/spatial-effects

Geometry for vision and robotics

Primary LanguagePythonMIT LicenseMIT

This is a Python package for working with coordinate transforms in three dimensions. It provides the following:

  • Conversion between common spatial rotation representations
  • The SE3 class for applying rigid translations and rotations to points and vectors
  • TransformTree and TransformForest types for handling named coordinate frames and frame hierarchies

Dependencies

Numpy is the only dependency. It is installed automatically with this package.

Installation

Clone this repo and do pip install -e /path/to/spatial-effects.

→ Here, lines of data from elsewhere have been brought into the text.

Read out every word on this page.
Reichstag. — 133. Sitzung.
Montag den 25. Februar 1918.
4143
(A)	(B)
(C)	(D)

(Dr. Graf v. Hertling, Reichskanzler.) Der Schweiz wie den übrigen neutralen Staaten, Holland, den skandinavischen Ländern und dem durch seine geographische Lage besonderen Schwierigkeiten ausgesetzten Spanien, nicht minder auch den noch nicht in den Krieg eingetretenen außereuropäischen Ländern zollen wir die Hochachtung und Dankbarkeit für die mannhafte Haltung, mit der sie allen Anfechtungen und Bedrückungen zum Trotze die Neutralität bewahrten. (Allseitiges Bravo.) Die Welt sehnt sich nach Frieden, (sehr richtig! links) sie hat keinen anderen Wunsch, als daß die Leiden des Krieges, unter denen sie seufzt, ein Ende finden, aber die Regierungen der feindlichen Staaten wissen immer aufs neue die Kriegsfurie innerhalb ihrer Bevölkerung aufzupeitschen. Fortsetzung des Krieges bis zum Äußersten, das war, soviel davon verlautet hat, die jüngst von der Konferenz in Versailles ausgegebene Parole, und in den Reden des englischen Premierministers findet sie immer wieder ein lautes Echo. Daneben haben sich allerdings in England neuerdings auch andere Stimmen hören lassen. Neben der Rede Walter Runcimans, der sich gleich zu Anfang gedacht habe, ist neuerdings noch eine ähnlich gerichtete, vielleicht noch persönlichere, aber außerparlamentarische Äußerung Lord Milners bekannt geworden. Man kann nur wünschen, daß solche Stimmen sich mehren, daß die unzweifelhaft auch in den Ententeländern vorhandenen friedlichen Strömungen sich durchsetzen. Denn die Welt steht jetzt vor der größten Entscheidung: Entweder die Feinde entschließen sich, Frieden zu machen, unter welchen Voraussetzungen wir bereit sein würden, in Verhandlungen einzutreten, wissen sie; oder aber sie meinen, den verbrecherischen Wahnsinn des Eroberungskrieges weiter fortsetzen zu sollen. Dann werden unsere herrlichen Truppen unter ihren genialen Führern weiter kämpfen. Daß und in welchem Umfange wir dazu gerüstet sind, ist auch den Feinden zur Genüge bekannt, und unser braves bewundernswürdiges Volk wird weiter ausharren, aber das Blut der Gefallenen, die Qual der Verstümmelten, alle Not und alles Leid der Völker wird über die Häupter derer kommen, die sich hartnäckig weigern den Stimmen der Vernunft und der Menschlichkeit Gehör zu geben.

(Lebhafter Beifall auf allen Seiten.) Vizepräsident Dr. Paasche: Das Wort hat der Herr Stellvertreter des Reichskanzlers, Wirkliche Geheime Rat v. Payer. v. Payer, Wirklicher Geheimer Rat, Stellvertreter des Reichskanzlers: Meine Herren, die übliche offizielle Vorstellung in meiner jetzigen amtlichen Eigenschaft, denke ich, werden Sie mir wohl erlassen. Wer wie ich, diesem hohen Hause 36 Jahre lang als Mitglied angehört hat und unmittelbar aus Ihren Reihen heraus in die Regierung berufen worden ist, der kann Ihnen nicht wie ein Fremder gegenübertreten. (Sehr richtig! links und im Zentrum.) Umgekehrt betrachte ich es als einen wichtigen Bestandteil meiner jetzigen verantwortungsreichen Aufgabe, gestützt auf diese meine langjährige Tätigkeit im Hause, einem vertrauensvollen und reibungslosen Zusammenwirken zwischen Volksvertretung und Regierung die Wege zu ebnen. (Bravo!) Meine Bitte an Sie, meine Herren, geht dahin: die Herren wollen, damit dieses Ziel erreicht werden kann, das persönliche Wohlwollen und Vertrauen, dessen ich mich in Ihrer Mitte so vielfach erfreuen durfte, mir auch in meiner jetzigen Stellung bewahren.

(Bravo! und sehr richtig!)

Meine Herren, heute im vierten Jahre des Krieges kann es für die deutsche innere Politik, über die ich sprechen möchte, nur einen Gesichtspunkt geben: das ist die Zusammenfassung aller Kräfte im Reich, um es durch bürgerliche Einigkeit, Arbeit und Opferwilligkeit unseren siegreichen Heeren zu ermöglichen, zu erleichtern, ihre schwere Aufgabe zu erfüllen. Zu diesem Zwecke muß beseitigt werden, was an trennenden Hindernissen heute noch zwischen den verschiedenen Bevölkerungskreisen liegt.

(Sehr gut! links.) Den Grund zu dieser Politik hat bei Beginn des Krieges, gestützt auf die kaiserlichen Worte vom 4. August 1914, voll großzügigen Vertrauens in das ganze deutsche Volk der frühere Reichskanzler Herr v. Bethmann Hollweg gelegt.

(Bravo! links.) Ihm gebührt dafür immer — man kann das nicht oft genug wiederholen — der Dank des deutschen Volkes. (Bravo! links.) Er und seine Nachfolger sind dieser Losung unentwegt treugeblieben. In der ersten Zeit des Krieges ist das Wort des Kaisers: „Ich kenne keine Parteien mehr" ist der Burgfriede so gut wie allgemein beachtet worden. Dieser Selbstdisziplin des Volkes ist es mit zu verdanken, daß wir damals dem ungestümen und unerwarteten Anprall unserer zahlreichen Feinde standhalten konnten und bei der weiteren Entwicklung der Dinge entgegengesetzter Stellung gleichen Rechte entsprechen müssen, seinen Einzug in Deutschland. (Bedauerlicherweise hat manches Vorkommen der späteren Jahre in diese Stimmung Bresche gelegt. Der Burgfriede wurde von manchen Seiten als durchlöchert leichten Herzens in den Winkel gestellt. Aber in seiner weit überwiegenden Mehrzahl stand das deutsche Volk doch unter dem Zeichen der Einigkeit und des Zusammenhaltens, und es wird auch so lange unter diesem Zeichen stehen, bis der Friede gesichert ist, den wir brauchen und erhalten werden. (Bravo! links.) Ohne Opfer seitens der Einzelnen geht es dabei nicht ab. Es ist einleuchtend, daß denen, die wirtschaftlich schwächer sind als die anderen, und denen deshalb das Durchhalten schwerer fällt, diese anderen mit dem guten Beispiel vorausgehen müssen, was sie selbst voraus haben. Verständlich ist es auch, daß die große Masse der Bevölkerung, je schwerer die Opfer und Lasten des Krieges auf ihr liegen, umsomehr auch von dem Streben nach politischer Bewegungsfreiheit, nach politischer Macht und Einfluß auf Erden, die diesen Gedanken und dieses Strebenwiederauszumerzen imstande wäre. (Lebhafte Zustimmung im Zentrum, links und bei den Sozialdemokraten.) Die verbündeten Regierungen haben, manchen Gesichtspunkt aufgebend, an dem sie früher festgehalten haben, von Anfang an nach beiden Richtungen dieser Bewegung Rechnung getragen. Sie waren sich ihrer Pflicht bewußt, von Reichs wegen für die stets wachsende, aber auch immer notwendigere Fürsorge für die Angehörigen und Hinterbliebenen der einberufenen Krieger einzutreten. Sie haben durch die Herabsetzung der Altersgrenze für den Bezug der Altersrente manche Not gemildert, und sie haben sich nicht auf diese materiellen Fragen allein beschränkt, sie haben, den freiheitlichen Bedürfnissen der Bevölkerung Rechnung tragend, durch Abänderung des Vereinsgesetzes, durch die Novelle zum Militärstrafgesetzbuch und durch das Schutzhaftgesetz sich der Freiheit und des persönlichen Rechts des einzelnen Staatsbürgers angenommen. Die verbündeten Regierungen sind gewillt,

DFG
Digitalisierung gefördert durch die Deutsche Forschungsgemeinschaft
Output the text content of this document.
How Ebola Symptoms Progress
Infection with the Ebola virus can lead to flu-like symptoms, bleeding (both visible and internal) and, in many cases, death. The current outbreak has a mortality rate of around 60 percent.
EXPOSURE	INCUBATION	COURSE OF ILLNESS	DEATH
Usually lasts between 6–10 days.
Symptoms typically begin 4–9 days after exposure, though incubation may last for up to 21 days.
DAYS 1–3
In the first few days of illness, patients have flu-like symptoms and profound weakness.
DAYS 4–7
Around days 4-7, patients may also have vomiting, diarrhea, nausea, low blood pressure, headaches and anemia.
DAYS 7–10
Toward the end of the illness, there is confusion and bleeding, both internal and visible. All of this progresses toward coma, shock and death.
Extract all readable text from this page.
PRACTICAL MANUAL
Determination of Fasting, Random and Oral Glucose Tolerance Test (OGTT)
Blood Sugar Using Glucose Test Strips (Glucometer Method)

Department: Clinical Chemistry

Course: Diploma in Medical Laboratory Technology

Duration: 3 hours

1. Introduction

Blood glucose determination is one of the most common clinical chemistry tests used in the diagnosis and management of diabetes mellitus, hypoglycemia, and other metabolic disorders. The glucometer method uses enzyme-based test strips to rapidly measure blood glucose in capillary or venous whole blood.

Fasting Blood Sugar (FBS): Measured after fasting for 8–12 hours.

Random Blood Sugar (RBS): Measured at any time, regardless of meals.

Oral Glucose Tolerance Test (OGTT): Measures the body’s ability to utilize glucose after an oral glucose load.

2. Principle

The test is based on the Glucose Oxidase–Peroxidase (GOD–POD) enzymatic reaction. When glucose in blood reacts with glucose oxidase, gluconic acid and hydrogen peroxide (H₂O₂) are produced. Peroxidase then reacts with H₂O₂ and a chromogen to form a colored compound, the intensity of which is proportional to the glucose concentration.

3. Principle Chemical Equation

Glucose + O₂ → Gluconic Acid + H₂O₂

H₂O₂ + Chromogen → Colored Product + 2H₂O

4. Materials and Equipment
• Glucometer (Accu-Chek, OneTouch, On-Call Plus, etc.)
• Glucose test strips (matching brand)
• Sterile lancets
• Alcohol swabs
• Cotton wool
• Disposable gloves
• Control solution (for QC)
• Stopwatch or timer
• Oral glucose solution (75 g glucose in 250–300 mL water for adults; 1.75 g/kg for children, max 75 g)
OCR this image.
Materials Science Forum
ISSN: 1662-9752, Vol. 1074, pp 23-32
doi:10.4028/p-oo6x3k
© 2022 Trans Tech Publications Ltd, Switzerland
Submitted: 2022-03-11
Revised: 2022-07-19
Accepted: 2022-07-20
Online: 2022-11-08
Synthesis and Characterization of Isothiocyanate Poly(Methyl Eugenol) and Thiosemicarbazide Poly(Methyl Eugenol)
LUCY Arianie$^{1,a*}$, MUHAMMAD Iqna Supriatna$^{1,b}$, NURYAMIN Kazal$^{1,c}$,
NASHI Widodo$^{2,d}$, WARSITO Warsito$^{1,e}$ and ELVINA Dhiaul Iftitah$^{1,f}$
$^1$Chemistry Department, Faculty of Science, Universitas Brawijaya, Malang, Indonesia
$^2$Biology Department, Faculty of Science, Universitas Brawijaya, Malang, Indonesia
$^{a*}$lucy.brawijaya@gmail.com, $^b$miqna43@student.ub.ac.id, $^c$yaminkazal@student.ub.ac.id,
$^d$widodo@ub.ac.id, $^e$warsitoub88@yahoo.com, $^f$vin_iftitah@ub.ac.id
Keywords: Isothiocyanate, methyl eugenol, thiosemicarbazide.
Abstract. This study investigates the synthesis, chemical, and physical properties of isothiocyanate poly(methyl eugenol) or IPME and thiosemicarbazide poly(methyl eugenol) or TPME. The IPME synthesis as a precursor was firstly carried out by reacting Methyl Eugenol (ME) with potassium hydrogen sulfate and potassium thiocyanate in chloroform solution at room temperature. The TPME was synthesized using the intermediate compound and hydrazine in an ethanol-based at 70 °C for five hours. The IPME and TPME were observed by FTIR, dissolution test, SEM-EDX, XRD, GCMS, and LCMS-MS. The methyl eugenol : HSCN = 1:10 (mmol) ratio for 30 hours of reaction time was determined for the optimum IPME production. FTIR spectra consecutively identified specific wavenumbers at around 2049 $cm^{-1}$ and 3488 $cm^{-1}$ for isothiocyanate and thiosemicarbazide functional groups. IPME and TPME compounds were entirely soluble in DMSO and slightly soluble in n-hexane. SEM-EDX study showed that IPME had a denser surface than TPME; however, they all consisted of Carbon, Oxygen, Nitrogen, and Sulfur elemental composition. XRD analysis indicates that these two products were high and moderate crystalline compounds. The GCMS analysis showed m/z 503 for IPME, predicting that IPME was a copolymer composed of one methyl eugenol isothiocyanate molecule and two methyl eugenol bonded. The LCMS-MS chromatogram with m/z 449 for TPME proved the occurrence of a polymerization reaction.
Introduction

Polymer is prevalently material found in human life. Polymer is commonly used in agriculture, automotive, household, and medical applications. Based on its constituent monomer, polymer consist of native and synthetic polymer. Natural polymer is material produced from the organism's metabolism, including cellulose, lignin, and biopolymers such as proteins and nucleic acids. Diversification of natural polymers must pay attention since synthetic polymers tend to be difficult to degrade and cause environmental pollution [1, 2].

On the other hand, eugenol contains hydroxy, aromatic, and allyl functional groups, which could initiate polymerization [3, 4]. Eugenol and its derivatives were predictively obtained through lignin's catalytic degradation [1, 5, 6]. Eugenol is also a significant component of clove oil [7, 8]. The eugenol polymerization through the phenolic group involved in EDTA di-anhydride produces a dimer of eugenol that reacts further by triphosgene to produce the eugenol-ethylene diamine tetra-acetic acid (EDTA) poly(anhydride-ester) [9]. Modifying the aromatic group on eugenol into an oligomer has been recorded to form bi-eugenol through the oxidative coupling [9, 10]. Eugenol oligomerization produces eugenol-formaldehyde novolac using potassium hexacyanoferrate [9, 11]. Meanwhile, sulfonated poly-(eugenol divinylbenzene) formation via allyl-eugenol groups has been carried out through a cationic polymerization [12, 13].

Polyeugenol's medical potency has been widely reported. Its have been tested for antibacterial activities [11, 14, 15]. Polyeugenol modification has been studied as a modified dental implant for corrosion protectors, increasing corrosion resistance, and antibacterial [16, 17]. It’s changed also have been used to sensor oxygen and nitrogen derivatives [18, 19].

Verify the installation by running the tests:

python -m unittest discover

Usage of SE(3) type:

    x = [1, 0, 0]              # Define a point/translation
    r = [0, 0, pi/2]           # Define an orientation/rotation
    T1 = SE3()                 # Create identity transformation
    T2 = SE3(x, r)             # Lists, tuples, or ndarrays ok here
    callable(T1)               # True
    T2(x)                      # array([1., 1., 0.])
    T2.R @ x + T2.t            # same
    T2.inverse(T2(x))          # x
    T1.matrix                  # np.eye(4)
    T2.vec                     # array([1, 0, 0, 0, 0, 1.571])
    (T1 + T2.vec).vec          # same (in this case)
    T2 - T1                    # same (in this case)
    T1 + T2                    # ValueError! Cannot ⊞ two manifolds
    T1 + (T2 - T1) == T2       # always True
    (T1 + v) - T1 == v         # always True (v is any 6 DOF vector)

Conventions

Points, vectors, quaternions, and matrices are all represented as Numpy arrays that follow Numpy's row-major data layout. For example, five 3D points or vectors would be passed to the library functions as a 5x3 array.

Unit quaternions are always expressed in (w, x, y, z) order, where w is the real or scalar component. The Hamilton convention for quaternion muliplication (as opposed to JPL) is followed consistently.